Fake Ventriloquism

By-and-by, delighted with my many successes, I studied and exhibited the difficult art of ventriloquism. Jane and I, after long saving of pocket-money and hoarding of occasional tips—bestowed by kindly relatives, susceptible to hints—succeeded in purchasing a dilapidated doll from a second-hand dealer, and, mastering the anatomy of its joints, produced it, seated in the place of honor in front of a curtained receptacle in which Hyde, our servant, was cramped with a mouth organ, glass of water, straw and other apparatus, carefully schooled beforehand as to cues and the order of utensils to be used. Or in place of a lay figure, another boy seated in the chair, and appropriately dressed, can act as dummy ([Fig. 1]).

The bunkum ventriloquist must insert his hand in the hole at the back of the dummy, so that he can move his head and limbs as desired. He must also convey the appearance of throwing his voice outward from his chest, boots or stomach, without opening his lips except when addressing the dummy.

“Ladies and gentlemen,” said I very grandly, “I am about to exhibit to you some marvelous feats to illustrate faithfully the psychological force which mind exerts over matter. This gentleman has spent thousands of years in an African tomb. He was buried on his face, and that accounts for his battered nose, while it typifies the greatness of the position he occupied in 15 B.C., when it was the custom to put corpses of royal blood with their features compressed against the bottom of their coffins. You would much prefer to hear his story from his own lips, and this he will now relate at my persuasion:—

“Androde!”

Hyde (in a far away husky voice): “Noble lord.”

“The audience here wish to know something of your experiences previous to your long confinement in the willy waily tomb on the Timbuctoo plains.”

(Hyde bubbles the water through the straw.)

“He’s overcome with emotion. These are tears trickling through the floodgates.” (Produce handkerchief and wipe them away.)

“There, there, old chappie, don’t cry.”

Hyde (huskily): “When I think of the sand and the worms, I can’t help it.”

“Don’t think about them. Tell us about the Palace Mahomé in which you lived.”

Hyde: “It was very beautiful—flowers, fountains, fruit, and baccy as much as I could consoom.”

Hyde’s pronunciation is somewhat faulty, but I excuse this by saying that poor Androde has not sufficient air in his sand-choked lungs to pronounce clearly.

Fig. 1.—Fake ventriloquism.

“And there were birds, were there not?”

Hyde (sadly): “The air was thick with them, noble lord.”

“Can you recall the note of the Timbuctoo owl?”

(Figure lost in pondering. Head bent, hand raised to temple in Shakespearean attitude; lifts his face, mouth opened in a wide grin.)

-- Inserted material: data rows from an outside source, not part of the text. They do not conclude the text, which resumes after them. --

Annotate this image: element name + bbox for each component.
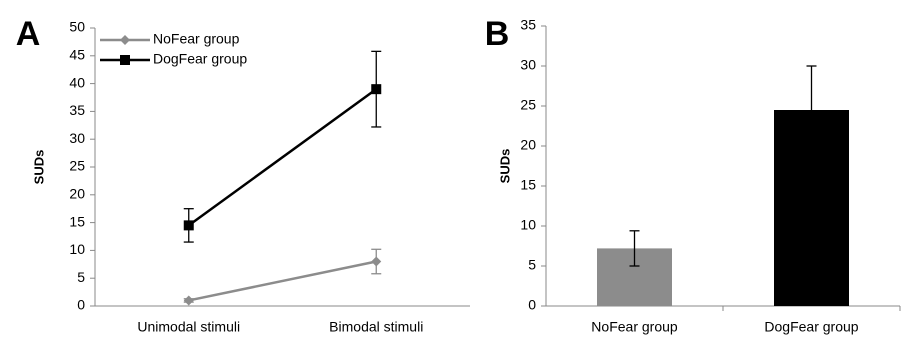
y-tick-label: 35 [69, 102, 85, 118]
marker [183, 295, 194, 306]
y-tick-label: 0 [77, 297, 85, 313]
legend-marker [120, 35, 130, 45]
panel-label: A [16, 15, 41, 53]
y-tick-label: 45 [69, 47, 85, 63]
y-tick-label: 5 [528, 257, 536, 273]
series-line [188, 88, 377, 227]
x-tick-label: Bimodal stimuli [329, 319, 423, 335]
y-tick-label: 20 [69, 186, 85, 202]
x-tick-label: Unimodal stimuli [137, 319, 240, 335]
legend-marker [120, 55, 130, 65]
error-bar [806, 65, 817, 155]
legend-label: NoFear group [153, 31, 240, 47]
y-tick-label: 15 [69, 213, 85, 229]
x-tick-label: DogFear group [764, 319, 858, 335]
y-axis-label: SUDs [31, 150, 46, 185]
y-tick-label: 25 [520, 97, 536, 113]
y-tick-label: 5 [77, 269, 85, 285]
y-tick-label: 10 [69, 241, 85, 257]
series-line [188, 260, 377, 302]
legend-label: DogFear group [153, 51, 247, 67]
y-tick-label: 20 [520, 137, 536, 153]
x-tick-label: NoFear group [591, 319, 678, 335]
y-tick-label: 40 [69, 74, 85, 90]
y-tick-label: 35 [520, 17, 536, 33]
y-axis-label: SUDs [497, 149, 512, 184]
y-tick-label: 0 [528, 297, 536, 313]
y-tick-label: 30 [69, 130, 85, 146]
y-tick-label: 50 [69, 19, 85, 35]
y-tick-label: 10 [520, 217, 536, 233]
marker [183, 220, 194, 231]
y-tick-label: 15 [520, 177, 536, 193]
marker [371, 84, 382, 95]
panel-label: B [485, 15, 510, 53]
y-tick-label: 25 [69, 158, 85, 174]
marker [371, 256, 382, 267]
error-bar [629, 230, 640, 267]
y-tick-label: 30 [520, 57, 536, 73]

Hyde: “It all comes back.”

“Give us a specimen of the owl.”

(Pause. Dummy thinks hard, and Hyde blows mouthpiece. I then call upon him to imitate the Timbuctoo lion, and Hyde growls through a glass chimney, swayed backwards and forwards, and renders excellent imitation.)

I need not narrate our further conversation. The young bunkum entertainer can concoct something probably far more idiotic himself. He may dish up puns, tell funny tales, ask riddles, &c., and, so long as his patter is bright, amusing, and illustrated by as many funny jerks and head-turnings of his dummy as he can squeeze into the entertainment, he will keep a house party amused for a considerable time.

My figure is not always posed as an unearthed royal mummy from the plains of Timbuctoo. Sometimes I dress him as a coster-boy, chimney-sweep, or gentleman in evening dress. Not infrequently he appears as a clown in tight linen skull-cap and red stockings; and a quick change into my mother’s old dress, renovated by Jane, transforms him from an awkward-limbed hoyden to a demure old lady.

This dressing need not cost the performer anything. He has only to unearth a linen bag, containing remnants and articles of outgrown clothing, to work the miracle. A dummy should have as many different costumes as Queen Elizabeth. They will all come in handy, and add novelty to the entertainment.

If the cost of procuring a dummy is beyond the performer’s purse—as it was beyond mine for quite a considerable time—he may engage a confederate to walk, behave, and talk automatically, conceal his face in mask and wig, and render a clever and ludicrous performance. This, however, needs considerable rehearsing and care.